In some ways it's been tough, but I wouldn't trade this time for anything.  God has been SO present, and SO sweet!  I have learned so much about rest, about trust, about submission, about gratitude...but mostly about the precious sovereign love of God for me in Christ.  Thank Him along with me, will you?

 A little while ago I read "A Praying Life" by Paul Miller, and it changed the way I pray for myself, my family, my neighborhood, my church, missionaries, and the world.  The book helped me see how to get to the root and pray about the heart of the issues in my life and sphere.  And boy, do I always need to deal with heart issues!

You see, I've always had a powerful avoidance ethic.  "If you can't control it, avoid it" was my unspoken motto for life, unseen and unquestioned as it guided me into disaster after disaster.  My prayer life largely focused on the desire to see pain relieved or prevented, even as I busily pursued the kind of selfishness that ate me up and made me useless.

But several months ago, when I was making up my new prayer card for myself, the Spirit brought one of my Scripture memory passages to mind.  (That's a powerful argument for memorizing Scripture!)  I made that passage part of my daily prayer for myself, and because it aligns with God's wise will, He is honoring it.

May I invite you along as I pray this passage?

"Lord, please free me from the urge to try to control everything, the belief that the avoidance of pain is the greatest good.  At the heart of them, my prayers used to always be, 'Don't let me be afflicted.  Don't let me be perplexed.  Don't let me be persecuted.  Don't let me be struck down.'  But that's not my prayer any more.  Now I ask that You would free me to be what Paul described: 'afflicted in every way, but not crushed; perplexed, but not driven to despair; persecuted, but not forsaken; struck down, but not destroyed.' 

I say, 'Free me' to be these things, because that would be truly liberating.  I have been a slave to fear, held captive by avoidance, paralyzed by risk.  Please free me to love others in the way that You do...a way which is only possible if I'm willing to be hurt.  I can't triumph on my own, but through You I am 'more than a conqueror' (Rom. 8:37).  And what would this victory look like?  It would look like loving the Lord my God with all my heart and soul and mind and strength, and loving my neighbor as myself.  It would look like the end of self-centered self-protection, and the beginning of sacrificial love.  It would look like the end of regret over opportunities lost, and the birth of praise and joy over circumstances submitted to Your glory and the good of those I touch.

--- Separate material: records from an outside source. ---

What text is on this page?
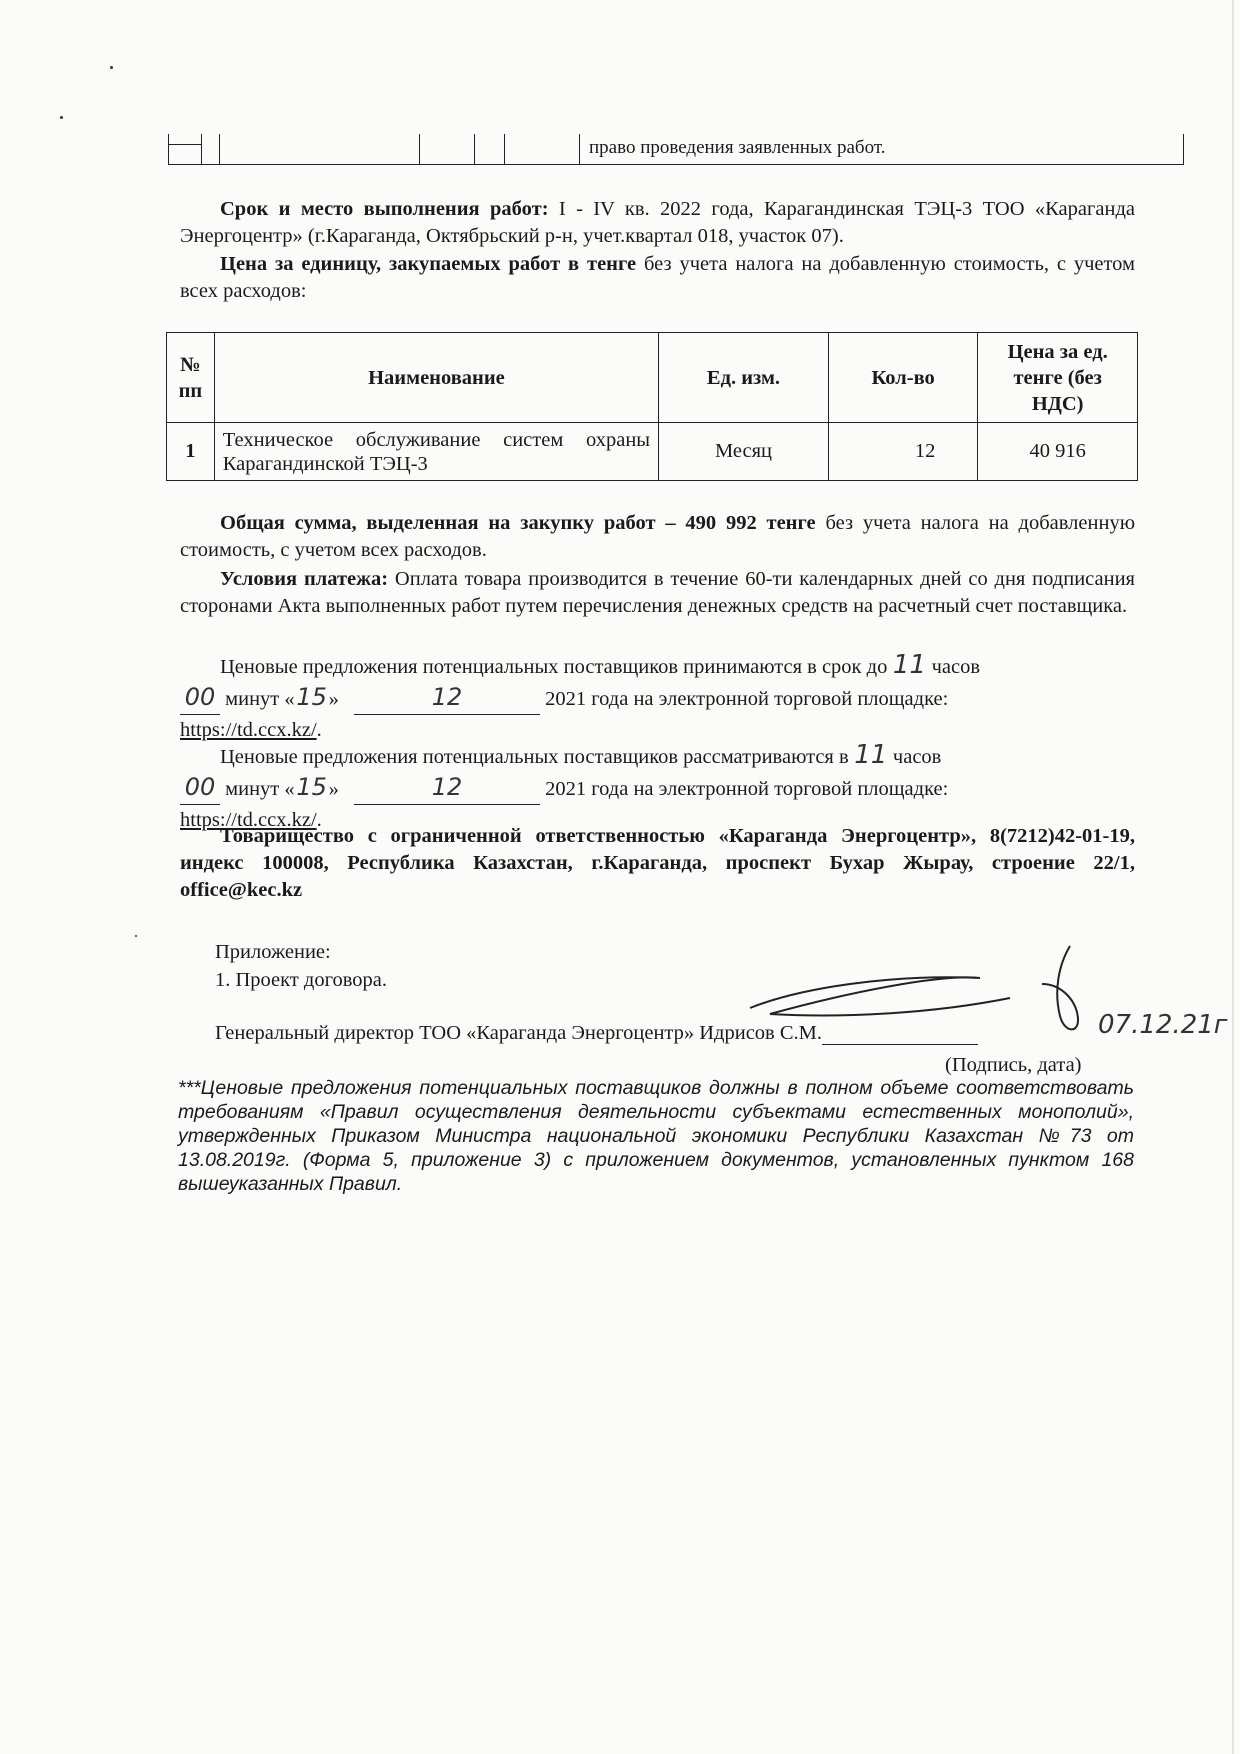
право проведения заявленных работ.
Срок и место выполнения работ: I - IV кв. 2022 года, Карагандинская ТЭЦ-3 ТОО «Караганда Энергоцентр» (г.Караганда, Октябрьский р-н, учет.квартал 018, участок 07).
Цена за единицу, закупаемых работ в тенге без учета налога на добавленную стоимость, с учетом всех расходов:
№ пп	Наименование	Ед. изм.	Кол-во	Цена за ед. тенге (без НДС)
1	Техническое обслуживание систем охраны Карагандинской ТЭЦ-3	Месяц	12	40 916
Общая сумма, выделенная на закупку работ – 490 992 тенге без учета налога на добавленную стоимость, с учетом всех расходов.
Условия платежа: Оплата товара производится в течение 60-ти календарных дней со дня подписания сторонами Акта выполненных работ путем перечисления денежных средств на расчетный счет поставщика.
Ценовые предложения потенциальных поставщиков принимаются в срок до 11 часов
00 минут «15»	12	2021 года на электронной торговой площадке:
https://td.ccx.kz/.
Ценовые предложения потенциальных поставщиков рассматриваются в 11 часов
00 минут «15»	12	2021 года на электронной торговой площадке:
https://td.ccx.kz/.
Товарищество с ограниченной ответственностью «Караганда Энергоцентр», 8(7212)42-01-19, индекс 100008, Республика Казахстан, г.Караганда, проспект Бухар Жырау, строение 22/1, office@kec.kz
Приложение:
1. Проект договора.
Генеральный директор ТОО «Караганда Энергоцентр» Идрисов С.М.	07.12.21г
(Подпись, дата)
***Ценовые предложения потенциальных поставщиков должны в полном объеме соответствовать требованиям «Правил осуществления деятельности субъектами естественных монополий», утвержденных Приказом Министра национальной экономики Республики Казахстан №73 от 13.08.2019г. (Форма 5, приложение 3) с приложением документов, установленных пунктом 168 вышеуказанных Правил.
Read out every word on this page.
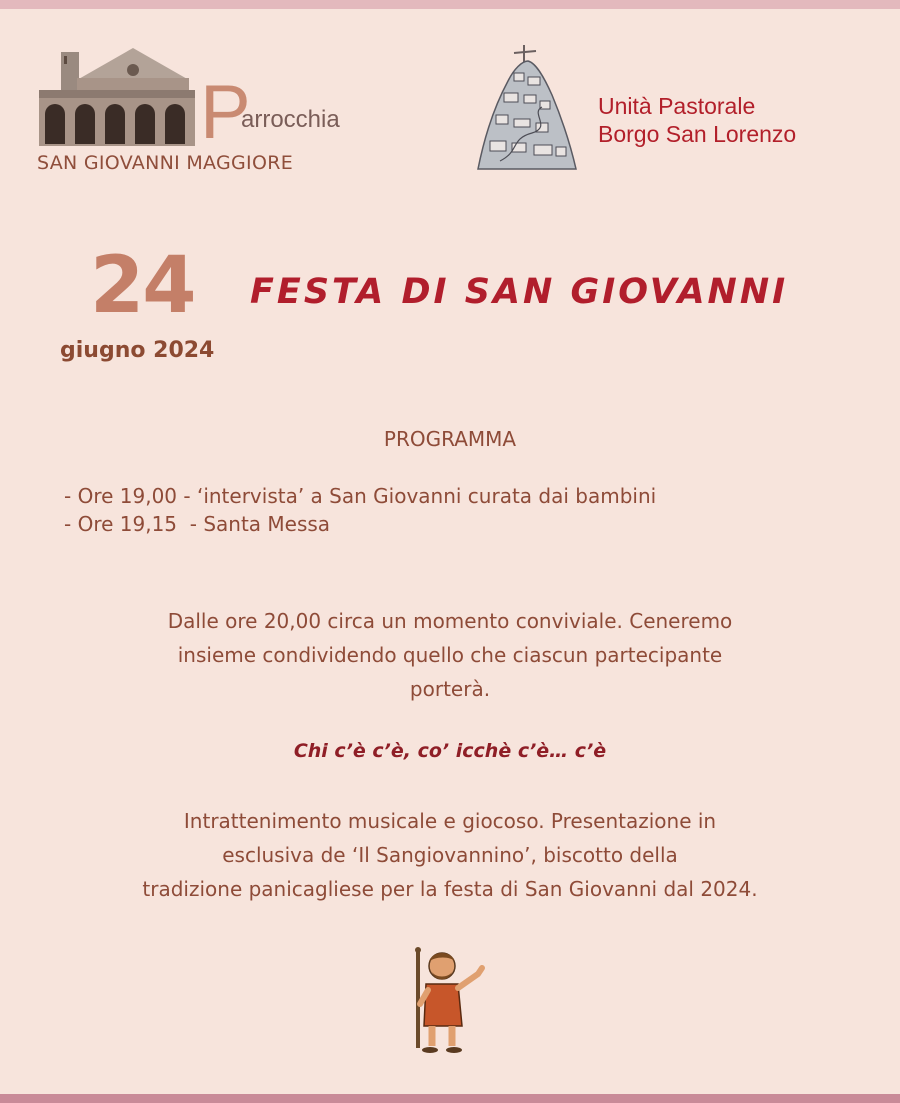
P
arrocchia
SAN GIOVANNI MAGGIORE
Unità Pastorale
Borgo San Lorenzo
24
giugno 2024
FESTA DI SAN GIOVANNI
PROGRAMMA
- Ore 19,00 - ‘intervista’ a San Giovanni curata dai bambini
- Ore 19,15  - Santa Messa
Dalle ore 20,00 circa un momento conviviale. Ceneremo
insieme condividendo quello che ciascun partecipante
porterà.
Chi c’è c’è, co’ icchè c’è… c’è
Intrattenimento musicale e giocoso. Presentazione in
esclusiva de ‘Il Sangiovannino’, biscotto della
tradizione panicagliese per la festa di San Giovanni dal 2024.
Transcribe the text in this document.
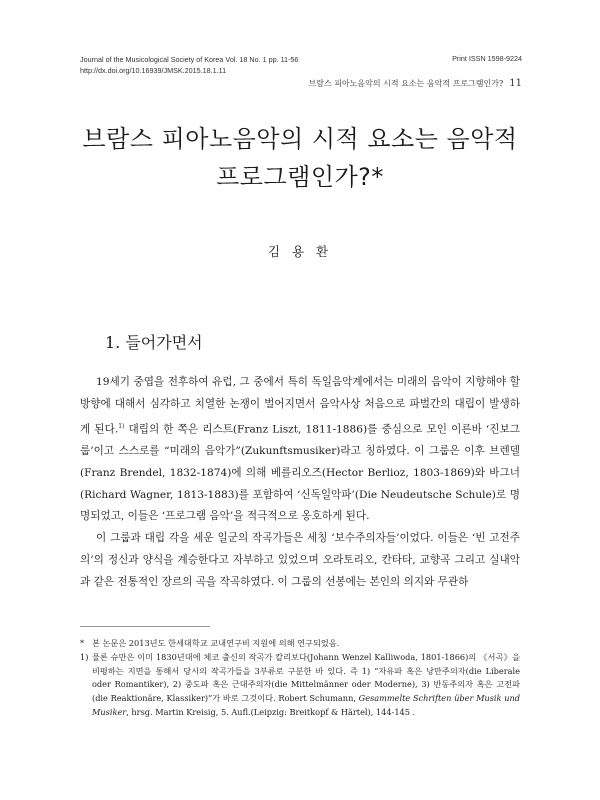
Journal of the Musicological Society of Korea Vol. 18 No. 1 pp. 11-56
http://dx.doi.org/10.16939/JMSK.2015.18.1.11
Print ISSN 1598-9224
브람스 피아노음악의 시적 요소는 음악적 프로그램인가? 11
브람스 피아노음악의 시적 요소는 음악적
프로그램인가?*
김 용 환
1. 들어가면서

19세기 중엽을 전후하여 유럽, 그 중에서 특히 독일음악계에서는 미래의 음악이 지향해야 할 방향에 대해서 심각하고 치열한 논쟁이 벌어지면서 음악사상 처음으로 파벌간의 대립이 발생하게 된다.$^{1)}$ 대립의 한 쪽은 리스트(Franz Liszt, 1811-1886)를 중심으로 모인 이른바 ‘진보그룹’이고 스스로를 “미래의 음악가”(Zukunftsmusiker)라고 칭하였다. 이 그룹은 이후 브렌델(Franz Brendel, 1832-1874)에 의해 베를리오즈(Hector Berlioz, 1803-1869)와 바그너(Richard Wagner, 1813-1883)를 포함하여 ‘신독일악파’(Die Neudeutsche Schule)로 명명되었고, 이들은 ‘프로그램 음악’을 적극적으로 옹호하게 된다.

이 그룹과 대립 각을 세운 일군의 작곡가들은 세칭 ‘보수주의자들’이었다. 이들은 ‘빈 고전주의’의 정신과 양식을 계승한다고 자부하고 있었으며 오라토리오, 칸타타, 교향곡 그리고 실내악과 같은 전통적인 장르의 곡을 작곡하였다. 이 그룹의 선봉에는 본인의 의지와 무관하

* 본 논문은 2013년도 한세대학교 교내연구비 지원에 의해 연구되었음.

1) 물론 슈만은 이미 1830년대에 체코 출신의 작곡가 칼리보다(Johann Wenzel Kalliwoda, 1801-1866)의 《서곡》을 비평하는 지면을 통해서 당시의 작곡가들을 3부류로 구분한 바 있다. 즉 1) “자유파 혹은 낭만주의자(die Liberale oder Romantiker), 2) 중도파 혹은 근대주의자(die Mittelmänner oder Moderne), 3) 반동주의자 혹은 고전파(die Reaktionäre, Klassiker)”가 바로 그것이다. Robert Schumann, Gesammelte Schriften über Musik und Musiker, hrsg. Martin Kreisig, 5. Aufl.(Leipzig: Breitkopf & Härtel), 144-145 .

And then, Oh Lord, I pray that you would help me to understand, by experience, what Paul said next. Teach me what it means to be 'always carrying in the body the death of Jesus, so that the life of Jesus may also be manifested in our bodies.'  How can it be that this, 'carrying of Jesus' death,' and this, 'manifesting of His life' is something that 'we who live' are 'always doing?'  I don't know, but I pray that you would make it true in my life so that I would be able to glorify You and serve my neighbor in that way."

I felt an immense burden lifted off of me the first time I prayed that, and since then the Lord has been faithfully helping me to pry my hands off the controls, to trust Him, to risk loving and being hurt.  I've got a long way to go, of course, but I love the path I'm on now!

How would your prayer life...your whole changed if you regularly prayed for the "...but not..." of 2 Cor. 4:8-11?